“Say Hi To Your Mom is a boy named Eric” says the CD cover of the album Ferocious Mopes. To be exact, the `band’ is Eric Elbogen, an L.A. kid who moved to Brooklyn and makes music in his bedroom. Despite the dire sound of a loner isolated in his bedroom far away from his original home, SHTYM’s music is pop utopia, shimmering and bright, with hints of shadow.
Take the trembling vocal style and the keyboard graces of Grandaddy, throw in the clever lyrics of Rivers Cuomo and Ben Gibbard’s impossible love child, the earnestness of Conor Oberst, and the guitars of either Pavement or Weezer, and you still come up with only one guy, Eric Elbogen. His music is downright fun and catchy, especially on “The Death of Girl Number Two,” “Dimensions and Verticals” and “Poor Pete is a Bit Self Conscious,” but it is his lyrics that really stand out, and that’s saying something because the instrumentation is impressive enough on its own.

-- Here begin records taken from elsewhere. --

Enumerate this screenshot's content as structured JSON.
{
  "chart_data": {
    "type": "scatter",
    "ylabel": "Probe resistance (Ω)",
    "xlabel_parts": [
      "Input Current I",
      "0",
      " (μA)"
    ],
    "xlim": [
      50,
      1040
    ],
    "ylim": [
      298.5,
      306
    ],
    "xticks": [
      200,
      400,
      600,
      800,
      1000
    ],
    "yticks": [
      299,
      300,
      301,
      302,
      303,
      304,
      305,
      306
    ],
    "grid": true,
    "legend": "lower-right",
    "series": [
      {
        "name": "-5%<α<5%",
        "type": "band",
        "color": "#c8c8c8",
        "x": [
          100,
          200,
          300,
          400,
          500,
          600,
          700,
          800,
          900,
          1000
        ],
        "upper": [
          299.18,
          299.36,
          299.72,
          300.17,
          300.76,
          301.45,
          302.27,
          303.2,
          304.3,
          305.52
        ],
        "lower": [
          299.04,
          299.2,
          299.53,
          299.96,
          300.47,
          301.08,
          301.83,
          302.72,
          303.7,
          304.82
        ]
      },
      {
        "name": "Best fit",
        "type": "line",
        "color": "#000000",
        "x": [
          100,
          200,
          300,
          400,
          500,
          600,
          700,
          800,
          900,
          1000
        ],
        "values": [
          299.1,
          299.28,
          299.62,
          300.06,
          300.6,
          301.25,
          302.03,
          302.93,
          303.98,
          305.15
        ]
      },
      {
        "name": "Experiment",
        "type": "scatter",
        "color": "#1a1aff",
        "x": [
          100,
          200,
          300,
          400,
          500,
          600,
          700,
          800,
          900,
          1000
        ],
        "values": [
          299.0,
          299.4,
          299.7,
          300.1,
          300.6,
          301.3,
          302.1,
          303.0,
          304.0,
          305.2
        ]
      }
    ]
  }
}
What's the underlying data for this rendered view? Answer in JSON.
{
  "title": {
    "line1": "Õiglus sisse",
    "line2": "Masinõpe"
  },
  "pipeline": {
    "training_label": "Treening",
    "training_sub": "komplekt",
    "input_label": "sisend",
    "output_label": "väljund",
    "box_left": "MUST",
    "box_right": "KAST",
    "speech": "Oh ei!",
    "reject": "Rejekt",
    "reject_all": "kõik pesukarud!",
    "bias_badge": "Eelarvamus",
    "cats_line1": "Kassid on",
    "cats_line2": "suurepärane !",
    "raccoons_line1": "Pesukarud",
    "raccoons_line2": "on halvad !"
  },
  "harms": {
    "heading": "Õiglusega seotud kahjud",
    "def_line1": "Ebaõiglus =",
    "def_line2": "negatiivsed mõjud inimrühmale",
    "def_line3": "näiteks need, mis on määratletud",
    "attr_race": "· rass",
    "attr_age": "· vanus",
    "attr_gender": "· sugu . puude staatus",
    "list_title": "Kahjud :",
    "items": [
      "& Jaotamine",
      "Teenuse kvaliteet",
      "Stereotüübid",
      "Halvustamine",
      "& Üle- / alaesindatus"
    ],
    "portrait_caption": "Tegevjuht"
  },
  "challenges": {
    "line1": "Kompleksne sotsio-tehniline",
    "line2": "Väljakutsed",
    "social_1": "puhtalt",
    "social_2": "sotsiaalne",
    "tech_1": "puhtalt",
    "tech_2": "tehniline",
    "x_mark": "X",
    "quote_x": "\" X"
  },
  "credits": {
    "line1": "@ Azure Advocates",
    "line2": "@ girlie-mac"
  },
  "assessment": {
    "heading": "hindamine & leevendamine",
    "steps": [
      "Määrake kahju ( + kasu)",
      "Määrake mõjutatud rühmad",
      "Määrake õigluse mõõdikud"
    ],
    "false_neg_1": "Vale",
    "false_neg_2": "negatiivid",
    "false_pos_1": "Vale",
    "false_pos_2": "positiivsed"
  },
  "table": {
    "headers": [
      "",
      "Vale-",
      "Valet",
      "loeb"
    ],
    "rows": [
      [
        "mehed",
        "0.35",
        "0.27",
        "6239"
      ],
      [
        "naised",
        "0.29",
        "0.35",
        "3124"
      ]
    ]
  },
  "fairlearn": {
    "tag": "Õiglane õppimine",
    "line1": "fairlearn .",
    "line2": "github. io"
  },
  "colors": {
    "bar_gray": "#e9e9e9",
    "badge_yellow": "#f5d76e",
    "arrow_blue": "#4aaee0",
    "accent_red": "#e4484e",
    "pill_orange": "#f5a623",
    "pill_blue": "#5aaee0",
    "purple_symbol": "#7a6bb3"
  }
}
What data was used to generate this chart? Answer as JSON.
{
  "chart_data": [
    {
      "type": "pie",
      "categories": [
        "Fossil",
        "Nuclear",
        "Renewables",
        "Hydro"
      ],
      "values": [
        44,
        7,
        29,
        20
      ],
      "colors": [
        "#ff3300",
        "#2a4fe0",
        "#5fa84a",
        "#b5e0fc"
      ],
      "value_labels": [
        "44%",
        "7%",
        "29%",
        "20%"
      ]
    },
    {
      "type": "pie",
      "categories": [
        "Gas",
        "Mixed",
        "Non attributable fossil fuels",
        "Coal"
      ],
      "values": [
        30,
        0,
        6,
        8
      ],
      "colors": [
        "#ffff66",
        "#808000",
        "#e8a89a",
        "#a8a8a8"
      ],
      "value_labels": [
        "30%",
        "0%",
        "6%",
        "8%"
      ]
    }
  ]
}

Take the aforementioned “The Death of Girl Number Two”:
Beneath your thick skin, there must have been a creature controlling you like a marionette robot. Or else how could you have said those things?…And the creature was a nasty bugger and she bit my arm clear right through, but now I know that wasn’t really you
As I listened to the album three times in a row, each separate time produced a new favorite song. First it was “Girl Number Two” then it was “Yeah, I’m In Love With An Android,” which is exactly what it sounds like:
Her kisses are metallic and her touch is firm but cold.
And I don’t think she sleeps at night, but plugs into the wall.
Elbogen goes on to say that there are far stranger things to love than an android and we believe him. But besides being witty and clever, he can be touching at the same time, especially in the lovely “I Think I’ll Be a Good Ghost” where he ponders the novelty of being `see-through’ and `feather light’ and whether or not girl ghosts will even notice him. Lyrics that appear in the songs “Dimensions and Verticals” and other songs on the album remind me of the smart set words of either Elvis Costello or Andy Partridge. And yes, they’re that good.
In “Recurring Motifs in Historical Flirtings”, Elbogen takes an age old idea, twists it into something new, and writes music around it that burrows into your skull:
And to me you say, “let’s just be friends!,” the four worst words in our language. But here’s another chance: I’ll fight him in a dance off and I’ll win, to a slow, slow BPM.
Say Hi To Your Mom wraps up the album with a `song’ that is less than a minute long, but no less memorable, clever, or wonderful. It’s called “As Smart as Geek is Chic Right Now” and I won’t transcribe the lyrics here as it really works like a short, short story, and I’ll need to save something for you to have to hear on your own.